Division of Vascular Surgery, Department of Surgery, University of North Carolina School of Medicine, Chapel Hill, NC.
Division of Vascular Surgery, Department of Surgery, University of North Carolina School of Medicine, Chapel Hill, NC.
J Vasc Surg Venous Lymphat Disord. 2017 Jul;5(4):525-532. doi: 10.1016/j.jvsv.2017.02.007. Epub 2017 May 12.
The Effect of Surgery and Compression on Healing and Recurrence (ESCHAR) trial previously reported that patients with venous leg ulcers treated with saphenous stripping experienced a significantly reduced incidence of ulcer recurrence compared with patients treated with compression therapy. Most patients with leg ulcers and saphenous insufficiency are currently treated with endovenous thermal ablation (EVTA), but little information is available on the long-term results after EVTA in Clinical, Etiology, Anatomy, and Pathophysiology (CEAP) clinical class 5 (C5) and class 6 (C6) patients.
We retrospectively reviewed all CEAP C5 or C6 patients treated with EVTA to define the incidence of ulcer healing and recurrence. Patients with active ulcers were managed weekly in a comprehensive wound center until healed. After healing, patients were treated with compression stockings and returned at 6-month intervals for follow-up. Time to healing and time to ulcer recurrence were determined by Kaplan-Meier survival analysis. Risk factors were assessed to determine their association with ulcer recurrence.

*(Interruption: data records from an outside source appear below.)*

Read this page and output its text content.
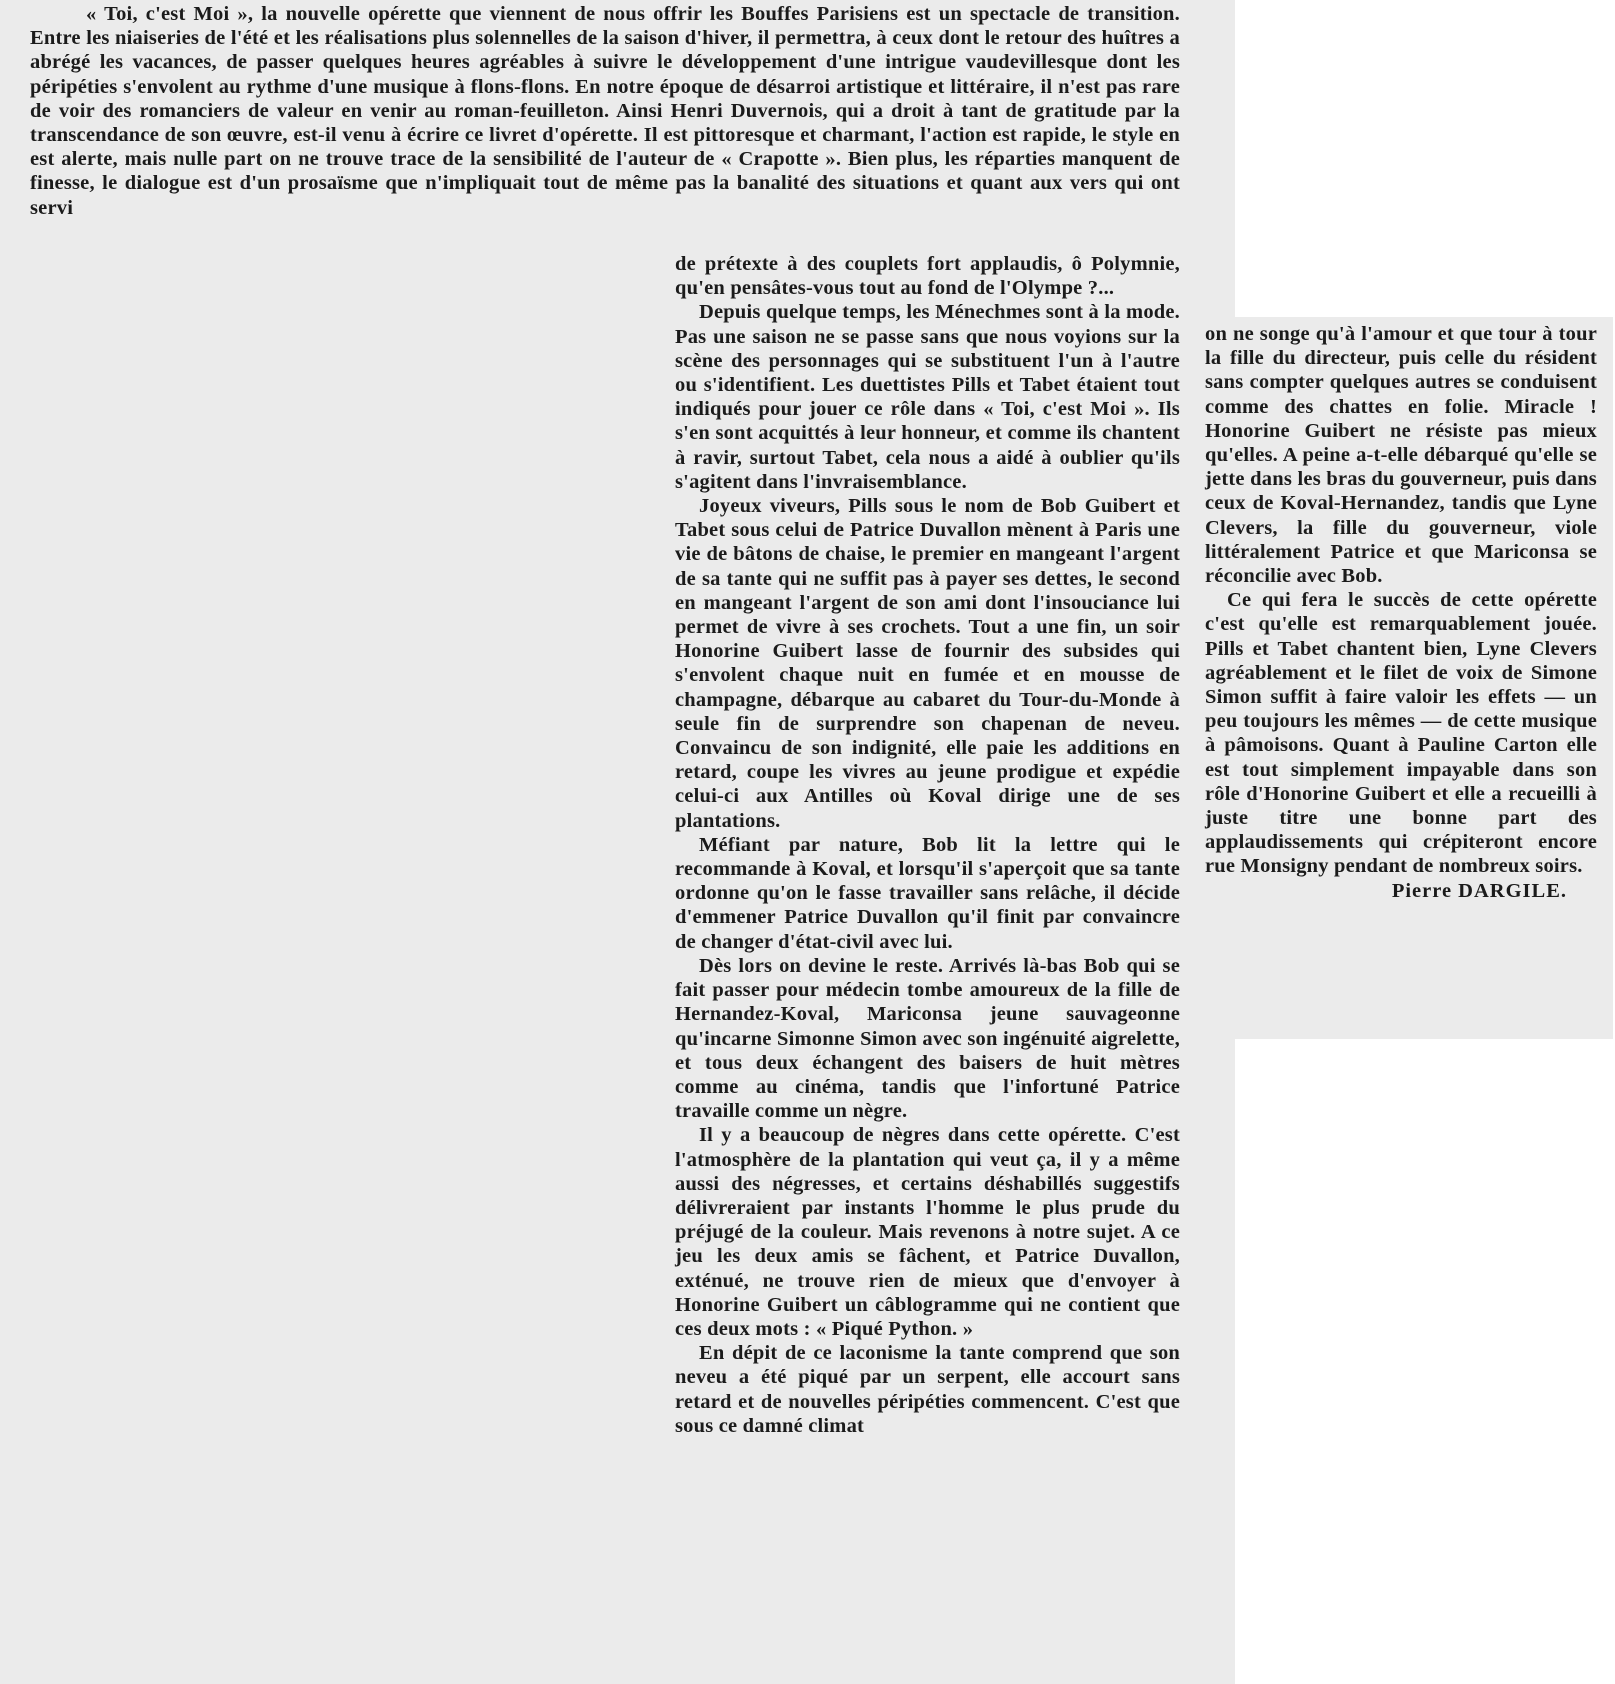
« Toi, c'est Moi », la nouvelle opérette que viennent de nous offrir les Bouffes Parisiens est un spectacle de transition. Entre les niaiseries de l'été et les réalisations plus solennelles de la saison d'hiver, il permettra, à ceux dont le retour des huîtres a abrégé les vacances, de passer quelques heures agréables à suivre le développement d'une intrigue vaudevillesque dont les péripéties s'envolent au rythme d'une musique à flons-flons. En notre époque de désarroi artistique et littéraire, il n'est pas rare de voir des romanciers de valeur en venir au roman-feuilleton. Ainsi Henri Duvernois, qui a droit à tant de gratitude par la transcendance de son œuvre, est-il venu à écrire ce livret d'opérette. Il est pittoresque et charmant, l'action est rapide, le style en est alerte, mais nulle part on ne trouve trace de la sensibilité de l'auteur de « Crapotte ». Bien plus, les réparties manquent de finesse, le dialogue est d'un prosaïsme que n'impliquait tout de même pas la banalité des situations et quant aux vers qui ont servi

de prétexte à des couplets fort applaudis, ô Polymnie, qu'en pensâtes-vous tout au fond de l'Olympe ?...

Depuis quelque temps, les Ménechmes sont à la mode. Pas une saison ne se passe sans que nous voyions sur la scène des personnages qui se substituent l'un à l'autre ou s'identifient. Les duettistes Pills et Tabet étaient tout indiqués pour jouer ce rôle dans « Toi, c'est Moi ». Ils s'en sont acquittés à leur honneur, et comme ils chantent à ravir, surtout Tabet, cela nous a aidé à oublier qu'ils s'agitent dans l'invraisemblance.

Joyeux viveurs, Pills sous le nom de Bob Guibert et Tabet sous celui de Patrice Duvallon mènent à Paris une vie de bâtons de chaise, le premier en mangeant l'argent de sa tante qui ne suffit pas à payer ses dettes, le second en mangeant l'argent de son ami dont l'insouciance lui permet de vivre à ses crochets. Tout a une fin, un soir Honorine Guibert lasse de fournir des subsides qui s'envolent chaque nuit en fumée et en mousse de champagne, débarque au cabaret du Tour-du-Monde à seule fin de surprendre son chapenan de neveu. Convaincu de son indignité, elle paie les additions en retard, coupe les vivres au jeune prodigue et expédie celui-ci aux Antilles où Koval dirige une de ses plantations.

Méfiant par nature, Bob lit la lettre qui le recommande à Koval, et lorsqu'il s'aperçoit que sa tante ordonne qu'on le fasse travailler sans relâche, il décide d'emmener Patrice Duvallon qu'il finit par convaincre de changer d'état-civil avec lui.

Dès lors on devine le reste. Arrivés là-bas Bob qui se fait passer pour médecin tombe amoureux de la fille de Hernandez-Koval, Mariconsa jeune sauvageonne qu'incarne Simonne Simon avec son ingénuité aigrelette, et tous deux échangent des baisers de huit mètres comme au cinéma, tandis que l'infortuné Patrice travaille comme un nègre.

Il y a beaucoup de nègres dans cette opérette. C'est l'atmosphère de la plantation qui veut ça, il y a même aussi des négresses, et certains déshabillés suggestifs délivreraient par instants l'homme le plus prude du préjugé de la couleur. Mais revenons à notre sujet. A ce jeu les deux amis se fâchent, et Patrice Duvallon, exténué, ne trouve rien de mieux que d'envoyer à Honorine Guibert un câblogramme qui ne contient que ces deux mots : « Piqué Python. »

En dépit de ce laconisme la tante comprend que son neveu a été piqué par un serpent, elle accourt sans retard et de nouvelles péripéties commencent. C'est que sous ce damné climat

on ne songe qu'à l'amour et que tour à tour la fille du directeur, puis celle du résident sans compter quelques autres se conduisent comme des chattes en folie. Miracle ! Honorine Guibert ne résiste pas mieux qu'elles. A peine a-t-elle débarqué qu'elle se jette dans les bras du gouverneur, puis dans ceux de Koval-Hernandez, tandis que Lyne Clevers, la fille du gouverneur, viole littéralement Patrice et que Mariconsa se réconcilie avec Bob.

Ce qui fera le succès de cette opérette c'est qu'elle est remarquablement jouée. Pills et Tabet chantent bien, Lyne Clevers agréablement et le filet de voix de Simone Simon suffit à faire valoir les effets — un peu toujours les mêmes — de cette musique à pâmoisons. Quant à Pauline Carton elle est tout simplement impayable dans son rôle d'Honorine Guibert et elle a recueilli à juste titre une bonne part des applaudissements qui crépiteront encore rue Monsigny pendant de nombreux soirs.

Pierre DARGILE.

EVTA of the great saphenous vein (n = 146), small saphenous vein (n = 20), or both (n = 7) was performed on 173 limbs with active (n = 72) or healed (n = 101) ulcers. Deep venous insufficiency was present in 54 cases (31.2%). Concomitant phlebectomy was performed in 59 limbs (34%). Median follow-up time was 25.2 months after EVTA. Venous ulcers healed after EVTA in 57% of cases at 3 months, 74% at 6 months, and 78% at 12 months. Ulcers recurred in 9% of patients at 1 year after EVTA, 20% at 2 years, and 29% at 3 years of follow-up. Ulcers recurred significantly more often in patients with deep venous insufficiency and in patients who did not undergo phlebectomy of associated varicose veins at the time of EVTA.
Ulcers recurred in a minority of CEAP clinical C5 and C6 patients after EVTA of the saphenous veins. Ulcer recurrence was less frequent in patients without concomitant deep venous reflux and in those treated with phlebectomy of varicose veins at the time of EVTA. We suggest consideration of phlebectomy at the time of EVTA for patients with C5 and C6 venous insufficiency, particularly in those with isolated superficial venous insufficiency.
此前,“手术和压迫对愈合和复发的影响(ESCHAR)”试验报告称,与接受压迫治疗的患者相比,接受隐静脉剥离术治疗的静脉性腿部溃疡患者其溃疡复发的发生率显著降低。目前,大多数腿部溃疡伴隐静脉功能不全的患者接受静脉内热消融术(EVTA)治疗,但关于 EVTA 治疗临床分类 5(C5)和 6(C6)患者的长期结果的信息很少。
我们回顾性分析了所有接受 EVTA 治疗的 C5 或 C6 临床分类患者,以确定溃疡愈合和复发的发生率。有活动性溃疡的患者在一个综合伤口中心每周接受一次治疗,直到溃疡愈合。溃疡愈合后,患者使用压缩袜治疗,并每 6 个月进行一次随访。通过 Kaplan-Meier 生存分析确定愈合时间和溃疡复发时间。评估风险因素以确定其与溃疡复发的关系。
对 173 条有活动性(n=72)或已愈合(n=101)溃疡的肢体进行了大隐静脉(n=146)、小隐静脉(n=20)或两者(n=7)的 EVTA。54 例(31.2%)存在深静脉功能不全。59 条肢体(34%)同时进行了静脉切除术。EVTA 后中位随访时间为 25.2 个月。EVTA 后 3 个月时,57%的病例静脉溃疡愈合,6 个月时 74%愈合,12 个月时 78%愈合。EVTA 后 1 年时,9%的患者溃疡复发,2 年时 20%,3 年时 29%。深静脉功能不全和 EVTA 时未行伴发曲张静脉静脉切除术的患者溃疡复发率显著更高。
EVTA 治疗大隐静脉后,少数 CEP 临床 C5 和 C6 患者的溃疡复发。无伴发深静脉反流且 EVTA 时行曲张静脉静脉切除术的患者溃疡复发频率较低。我们建议对于 C5 和 C6 静脉功能不全的患者,特别是对于单纯的浅静脉功能不全患者,考虑在 EVTA 时行静脉切除术。